Home Santé« Si vous êtes fiers, laissez-les compter pour créer un monde rural pour plus de personnes »

« Si vous êtes fiers, laissez-les compter pour créer un monde rural pour plus de personnes »

by Sophie Martin

Un jeune ingénieur agronome aragonais combine avec succès travail de la terre et recherche scientifique pour optimiser les pratiques agricoles et réduire l’impact environnemental. Manuel Sampériz, 24 ans, incarne une nouvelle génération d’agriculteurs soucieux de concilier rendement économique et respect de l’environnement.

Originaire de Pertusa, dans la province de Saragosse, Manuel Sampériz a toujours été attiré par le monde agricole, une passion transmise par sa famille. « Dès tout petit, tu vois ça, tu aimes monter sur le tracteur, petit à petit tu vois ce que tu veux faire », explique-t-il. Après avoir obtenu son diplôme d’ingénieur agroalimentaire, il a poursuivi ses études avec un master en génie agronomique et prépare actuellement une thèse de doctorat, qu’il estime finaliser dans quatre ans, commencée en janvier dernier.

Il travaille en étroite collaboration avec son père et son frère sur l’exploitation familiale, cultivant des céréales, sèches et irriguées, et élevant des porcs. Cette combinaison, selon lui, est idéale : « Il y a des saisons où les champs ne fournissent pas de travail et où il y a du travail dans l’élevage, et le fumier constitue un engrais très bon et moins cher, compte tenu du prix auquel tout se passe ».

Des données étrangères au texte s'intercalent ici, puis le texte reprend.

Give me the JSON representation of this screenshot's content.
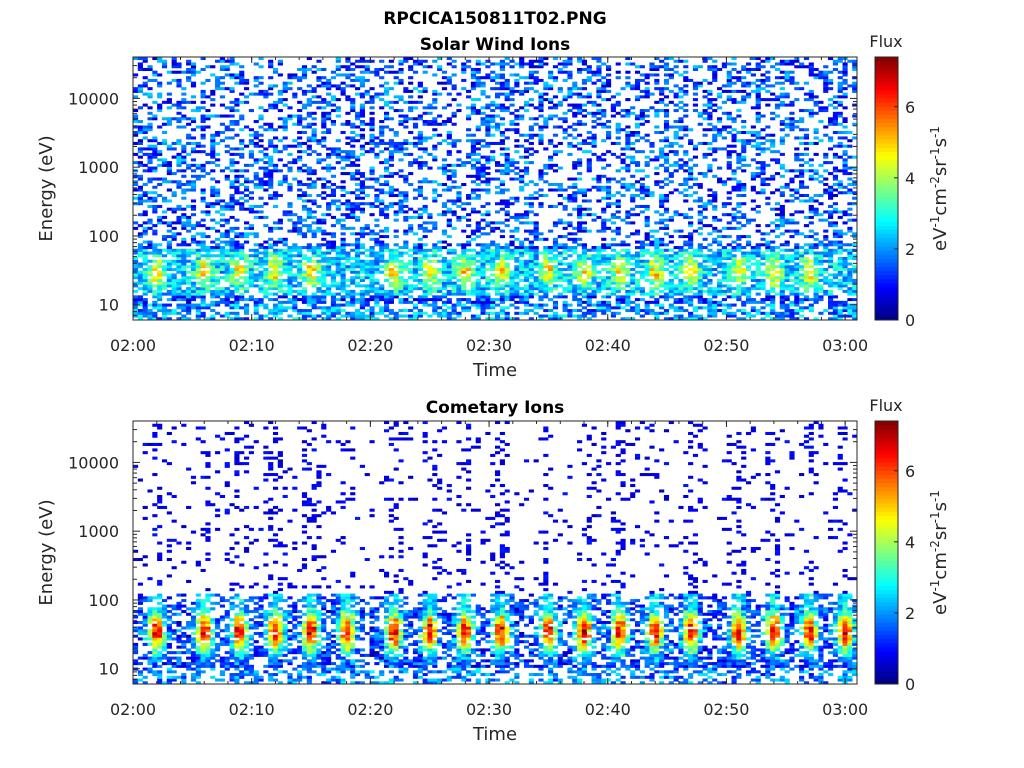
{
  "figure": {
    "title": "RPCICA150811T02.PNG",
    "colors": {
      "background": "#ffffff",
      "axis": "#262626",
      "title": "#000000"
    }
  },
  "chart_data": [
    {
      "type": "heatmap",
      "title": "Solar Wind Ions",
      "xlabel": "Time",
      "ylabel": "Energy (eV)",
      "xticks": [
        "02:00",
        "02:10",
        "02:20",
        "02:30",
        "02:40",
        "02:50",
        "03:00"
      ],
      "xlim": [
        "02:00",
        "03:01"
      ],
      "yscale": "log",
      "yticks": [
        10,
        100,
        1000,
        10000
      ],
      "ytick_labels": [
        "10",
        "100",
        "1000",
        "10000"
      ],
      "ylim": [
        6,
        40000
      ],
      "colorbar": {
        "label": "Flux",
        "units": "eV-1cm-2sr-1s-1",
        "ticks": [
          0,
          2,
          4,
          6
        ],
        "range": [
          0,
          7.4
        ],
        "colormap": "jet"
      },
      "peak_times": [
        "02:02",
        "02:06",
        "02:09",
        "02:12",
        "02:15",
        "02:22",
        "02:25",
        "02:28",
        "02:31",
        "02:35",
        "02:38",
        "02:41",
        "02:44",
        "02:47",
        "02:51",
        "02:54",
        "02:57"
      ],
      "peak_energy_eV": 30,
      "peak_flux": 5.0,
      "background_flux_range": [
        0.5,
        2.5
      ]
    },
    {
      "type": "heatmap",
      "title": "Cometary Ions",
      "xlabel": "Time",
      "ylabel": "Energy (eV)",
      "xticks": [
        "02:00",
        "02:10",
        "02:20",
        "02:30",
        "02:40",
        "02:50",
        "03:00"
      ],
      "xlim": [
        "02:00",
        "03:01"
      ],
      "yscale": "log",
      "yticks": [
        10,
        100,
        1000,
        10000
      ],
      "ytick_labels": [
        "10",
        "100",
        "1000",
        "10000"
      ],
      "ylim": [
        6,
        40000
      ],
      "colorbar": {
        "label": "Flux",
        "units": "eV-1cm-2sr-1s-1",
        "ticks": [
          0,
          2,
          4,
          6
        ],
        "range": [
          0,
          7.4
        ],
        "colormap": "jet"
      },
      "peak_times": [
        "02:02",
        "02:06",
        "02:09",
        "02:12",
        "02:15",
        "02:18",
        "02:22",
        "02:25",
        "02:28",
        "02:31",
        "02:35",
        "02:38",
        "02:41",
        "02:44",
        "02:47",
        "02:51",
        "02:54",
        "02:57",
        "03:00"
      ],
      "peak_energy_eV": 35,
      "peak_flux": 6.8,
      "background_flux_range": [
        0.3,
        1.5
      ]
    }
  ]
}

La thèse de Manuel Sampériz se concentre sur l’optimisation de la fertilisation des sols et la réduction de la pollution azotée. Il s’agit, explique-t-il, de trouver un équilibre entre le rendement des cultures et l’impact environnemental, un enjeu crucial face à la hausse des prix des intrants et à la baisse des prix des céréales. « Il est très important de réduire la pollution azotée générée par l’agriculture » et, selon lui, « moins on utilise d’engrais pour obtenir le même rendement, l’agriculture sera de plus en plus rentable ».

Ses recherches, menées en collaboration avec l’Université de Saragosse, le Centre de recherche et de technologie agroalimentaire d’Aragon (Cita), Riegos del Alto Aragón, la Communauté d’irrigation d’Almudévar et la Coopérative Virgen de la Corona, se déroulent sur plusieurs champs d’Almudévar et sur les terres familiales à Pertusa. L’objectif est de mesurer la concentration d’azote dans le lixiviat – le liquide qui s’écoule à travers les déchets solides – et de déterminer comment réduire l’utilisation d’engrais sans compromettre les récoltes. « Ce que nous cherchons, c’est de réduire au maximum la fertilisation, principalement basée sur l’azote, en observant la concentration d’azote dans le lixiviat », précise-t-il.

Manuel Sampériz estime que sa formation académique lui apporte une nouvelle perspective sur les pratiques agricoles traditionnelles. « Sans sous-estimer en aucune façon ce que les générations passées ont fait », il pense que les innovations technologiques peuvent contribuer à améliorer l’efficacité et la durabilité de l’agriculture.

Il encourage également les habitants des zones rurales à assumer fièrement leur mode de vie. « Si vous êtes fiers en tant que peuple, laissez-les le montrer et le dire aux autres, afin de créer un monde rural un peu plus grand, plus adapté à chacun et dans lequel il y a de la place pour plus de monde ». Pour lui, travailler à la campagne offre de nombreux avantages, notamment la possibilité de faire ce qu’il aime, de travailler au contact de la nature et d’être son propre patron.